In a previous article published November 2016 the consequences of Marriage in and out of community of property as well as the importance of registering an Antenuptial Contract were discussed.

Should you wish to get married out of Community of property, the Antenuptial contract must be signed before a Notary Public prior to the marriage taking place and registered within three months from the date of the execution.

Now what happens in a scenario where clients who married 20 years ago believing they were married out of community when in fact the Antenuptual was never properly registered in the Deeds Office?  This is exactly what happened in the case of Smitchz v Smitchz (2015) 3 All SA 85 KZD.

While it was the intention of the parties to be married out of community of property, subject to the system of accrual, the Antenuptial contract was never registered in the Deeds Office even though the parties signed a Power of Attorney authorising the Notary Public to execute and tend to registration of same. The plaintiff held that they are accordingly married in community of property, while the defendant argued that this was never their intent.

Section 86 of the Deeds Registries Act 47 of 1937 provides that an Antenuptial contract must be registered, failing which it will have no force or effect as against any person that is not a party thereto.

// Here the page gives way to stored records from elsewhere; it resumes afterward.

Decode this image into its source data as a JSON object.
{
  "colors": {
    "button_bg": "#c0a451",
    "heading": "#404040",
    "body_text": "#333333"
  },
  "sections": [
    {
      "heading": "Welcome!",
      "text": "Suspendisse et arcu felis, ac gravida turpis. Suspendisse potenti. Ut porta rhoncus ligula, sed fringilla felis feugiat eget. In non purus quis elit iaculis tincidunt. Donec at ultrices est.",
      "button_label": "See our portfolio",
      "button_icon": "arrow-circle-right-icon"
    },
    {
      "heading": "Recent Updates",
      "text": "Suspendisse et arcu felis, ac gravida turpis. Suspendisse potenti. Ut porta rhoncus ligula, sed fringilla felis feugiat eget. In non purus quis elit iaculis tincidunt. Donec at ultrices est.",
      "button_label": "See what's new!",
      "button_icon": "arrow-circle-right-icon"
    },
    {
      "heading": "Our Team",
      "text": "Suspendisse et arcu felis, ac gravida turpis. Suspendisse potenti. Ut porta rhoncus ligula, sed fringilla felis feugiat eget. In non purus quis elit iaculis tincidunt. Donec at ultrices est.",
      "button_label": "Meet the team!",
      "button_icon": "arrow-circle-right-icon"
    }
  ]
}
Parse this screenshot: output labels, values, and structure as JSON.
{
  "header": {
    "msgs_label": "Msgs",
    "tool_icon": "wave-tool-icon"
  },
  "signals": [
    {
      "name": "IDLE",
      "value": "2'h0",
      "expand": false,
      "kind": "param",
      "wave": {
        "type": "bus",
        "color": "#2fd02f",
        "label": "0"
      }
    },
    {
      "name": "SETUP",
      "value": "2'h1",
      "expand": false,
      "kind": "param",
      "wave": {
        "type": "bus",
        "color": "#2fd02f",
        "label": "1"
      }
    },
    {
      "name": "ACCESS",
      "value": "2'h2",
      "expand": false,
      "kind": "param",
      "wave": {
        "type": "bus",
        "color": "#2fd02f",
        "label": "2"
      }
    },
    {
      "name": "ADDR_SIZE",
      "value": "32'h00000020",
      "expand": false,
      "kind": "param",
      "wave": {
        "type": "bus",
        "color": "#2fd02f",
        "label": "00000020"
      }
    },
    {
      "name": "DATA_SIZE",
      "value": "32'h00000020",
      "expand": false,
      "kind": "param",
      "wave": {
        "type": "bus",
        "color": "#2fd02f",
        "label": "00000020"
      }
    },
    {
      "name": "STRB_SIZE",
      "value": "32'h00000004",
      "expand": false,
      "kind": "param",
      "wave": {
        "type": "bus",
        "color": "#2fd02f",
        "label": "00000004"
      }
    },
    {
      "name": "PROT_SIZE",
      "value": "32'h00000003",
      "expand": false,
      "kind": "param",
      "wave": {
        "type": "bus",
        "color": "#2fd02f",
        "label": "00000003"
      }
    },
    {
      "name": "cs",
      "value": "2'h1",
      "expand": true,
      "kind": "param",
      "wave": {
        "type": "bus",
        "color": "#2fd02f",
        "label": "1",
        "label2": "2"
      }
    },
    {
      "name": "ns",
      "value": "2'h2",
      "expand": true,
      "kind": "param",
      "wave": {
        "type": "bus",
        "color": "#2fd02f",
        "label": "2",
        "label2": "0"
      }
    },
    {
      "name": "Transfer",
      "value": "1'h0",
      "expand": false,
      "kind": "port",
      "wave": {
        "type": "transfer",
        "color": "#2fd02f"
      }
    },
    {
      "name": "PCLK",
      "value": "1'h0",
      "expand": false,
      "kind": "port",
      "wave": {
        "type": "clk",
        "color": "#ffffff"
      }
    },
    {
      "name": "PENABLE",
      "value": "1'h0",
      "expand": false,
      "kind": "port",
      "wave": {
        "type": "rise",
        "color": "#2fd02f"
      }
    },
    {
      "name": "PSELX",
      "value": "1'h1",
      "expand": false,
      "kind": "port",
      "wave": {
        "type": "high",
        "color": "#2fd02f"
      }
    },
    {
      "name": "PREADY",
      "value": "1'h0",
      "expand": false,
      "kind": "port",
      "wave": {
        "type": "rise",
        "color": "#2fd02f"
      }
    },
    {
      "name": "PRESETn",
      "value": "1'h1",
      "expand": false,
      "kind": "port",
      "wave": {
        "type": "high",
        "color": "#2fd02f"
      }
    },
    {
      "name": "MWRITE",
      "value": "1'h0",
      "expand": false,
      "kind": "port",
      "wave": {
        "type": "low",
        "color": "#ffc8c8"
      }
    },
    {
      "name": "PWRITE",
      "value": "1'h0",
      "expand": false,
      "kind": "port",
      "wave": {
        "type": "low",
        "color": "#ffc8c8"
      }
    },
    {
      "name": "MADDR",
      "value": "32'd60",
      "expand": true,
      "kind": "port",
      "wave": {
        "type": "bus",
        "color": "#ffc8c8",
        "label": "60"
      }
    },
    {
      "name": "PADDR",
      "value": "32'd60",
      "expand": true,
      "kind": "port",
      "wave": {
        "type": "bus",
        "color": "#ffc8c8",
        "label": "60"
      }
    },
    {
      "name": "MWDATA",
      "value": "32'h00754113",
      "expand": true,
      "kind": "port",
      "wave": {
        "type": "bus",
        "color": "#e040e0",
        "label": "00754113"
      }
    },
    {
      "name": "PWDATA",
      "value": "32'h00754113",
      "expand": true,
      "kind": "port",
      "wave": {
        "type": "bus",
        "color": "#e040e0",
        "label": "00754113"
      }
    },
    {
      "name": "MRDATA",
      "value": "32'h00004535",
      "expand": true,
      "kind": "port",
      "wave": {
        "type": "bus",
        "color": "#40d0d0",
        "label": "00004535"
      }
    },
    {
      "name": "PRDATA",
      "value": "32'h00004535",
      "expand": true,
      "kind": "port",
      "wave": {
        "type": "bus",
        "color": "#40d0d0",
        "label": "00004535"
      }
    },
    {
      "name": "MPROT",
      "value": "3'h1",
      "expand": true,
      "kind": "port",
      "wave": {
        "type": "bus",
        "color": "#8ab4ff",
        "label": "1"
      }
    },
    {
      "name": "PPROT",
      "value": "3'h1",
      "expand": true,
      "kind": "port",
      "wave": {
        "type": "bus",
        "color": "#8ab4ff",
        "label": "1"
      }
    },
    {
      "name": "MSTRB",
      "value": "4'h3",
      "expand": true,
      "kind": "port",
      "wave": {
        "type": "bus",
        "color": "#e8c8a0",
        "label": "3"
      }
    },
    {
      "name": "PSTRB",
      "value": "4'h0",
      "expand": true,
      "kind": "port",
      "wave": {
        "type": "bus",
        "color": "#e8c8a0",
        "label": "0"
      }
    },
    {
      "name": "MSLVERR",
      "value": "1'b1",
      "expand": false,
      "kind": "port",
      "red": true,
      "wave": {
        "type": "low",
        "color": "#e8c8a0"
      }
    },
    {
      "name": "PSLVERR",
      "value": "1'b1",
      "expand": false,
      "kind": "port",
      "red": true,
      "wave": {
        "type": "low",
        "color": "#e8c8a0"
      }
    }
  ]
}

In this case the High Court held that the marriage was, as per the intent of the parties out of community of property, as there existed an informal agreement between them due to their common intent at the time of signing the Power of Attorney, but the Court held further that this informal agreement was of no force or effect against any person not a party thereto.

What did this effectively mean? Well, in this particular circumstance while it would not have been possible for either of the parties to claim against each other in a view of being in community of property to each other, they lacked the protections the law puts in place for couples married out of community of property and should either of them have had any outside creditors, those creditors during the subsistence of the marriage would have enjoyed full right to approach either of the parties for payment, regardless of who incurred the debt.

It is therefore imperative to understand the legal consequences of each marriage regime and to instruct a reputable and competent Notary Public should you wish to be married Out of Community of Property.